Le rapport précise que l'état de santé des deux orques et des douze dauphins encore présents dans le parc, fermé depuis plus d'un an, est compatible tant avec leur maintien sur place qu'avec un transfert. Cependant, les experts rappellent que les orques sont des animaux sociaux qui ont besoin de vivre en groupe.

Avant la loi de 2021, qui interdit à terme le maintien de cétacés en captivité en France, la réglementation imposait qu'ils soient au moins trois. Cette dimension sociale ajoute une complexité supplémentaire à la recherche d'une solution durable pour ces animaux.

Les difficultés du transfert

La direction du parc réclame depuis plus d'un an de pouvoir transférer les orques vers un autre établissement. Le ministère de la transition écologique a déjà refusé un transfert vers le Japon et a indiqué que les autorités espagnoles s'opposaient à un transfert vers un parc à Tenerife.

En décembre, le ministre Mathieu Lefèvre a relancé l'hypothèse d'un transfert vers un sanctuaire en Nouvelle-Écosse.
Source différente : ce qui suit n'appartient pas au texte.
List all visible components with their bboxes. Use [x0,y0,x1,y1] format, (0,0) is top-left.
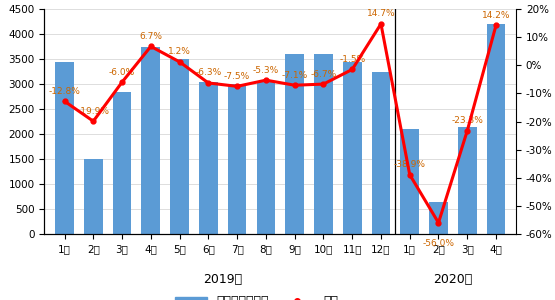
Text: 1.2%: 1.2% [168,47,191,56]
Text: -56.0%: -56.0% [422,239,455,248]
Text: 2020年: 2020年 [433,273,472,286]
Legend: 出货量（万部）, 同比: 出货量（万部）, 同比 [170,290,343,300]
Bar [256,82,275,234]
Bar [458,127,477,234]
Text: -6.0%: -6.0% [109,68,135,76]
Text: -38.9%: -38.9% [393,160,426,169]
Text: -7.5%: -7.5% [224,72,250,81]
Text: 2019年: 2019年 [203,273,243,286]
Text: -23.3%: -23.3% [451,116,483,125]
Bar [228,84,246,234]
Bar [429,202,448,234]
Bar [113,92,132,234]
Text: 14.7%: 14.7% [367,9,395,18]
Text: -7.1%: -7.1% [281,71,308,80]
Bar [199,82,218,234]
Bar [84,159,103,234]
Bar [170,59,189,234]
Text: -5.3%: -5.3% [253,66,279,75]
Bar [142,46,160,234]
Text: -1.5%: -1.5% [339,55,365,64]
Text: -6.3%: -6.3% [195,68,221,77]
Text: -6.7%: -6.7% [310,70,336,79]
Bar [343,61,361,234]
Bar [55,61,74,234]
Bar [400,129,419,234]
Bar [372,71,390,234]
Text: 14.2%: 14.2% [482,11,510,20]
Bar [487,24,506,234]
Text: 6.7%: 6.7% [139,32,162,41]
Bar [314,54,333,234]
Bar [285,54,304,234]
Text: -12.8%: -12.8% [49,87,80,96]
Text: -19.9%: -19.9% [77,107,109,116]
Toutefois, ce sanctuaire n'est encore qu'à l'état de projet, et la préparation des orques nées à Antibes pour une semi-liberté dans les eaux canadiennes risque de prendre un temps considérable.

Une situation plus favorable pour les dauphins

Contrairement aux orques, le rapport conclut que les douze dauphins du parc sont dans une situation plus stable. Ils évoluent en groupe suffisant et dans des bassins jugés assez corrects, ce qui permet d'envisager leur maintien sur place.

Cette configuration favorise le projet de transfert vers une structure d'accueil au ZooPark de Beauval, malgré l'opposition de nombreuses organisations non gouvernementales. Cette divergence de situation entre les orques et les dauphins souligne la nécessité d'une approche différenciée dans la gestion de ces animaux.

La réunion de lundi sera donc déterminante pour l'avenir des orques de Marineland, alors que le risque d'effondrement des bassins plane comme une épée de Damoclès. Les décisions prises devront concilier urgence technique, bien-être animal et contraintes réglementaires, dans un contexte où chaque option présente des défis majeurs.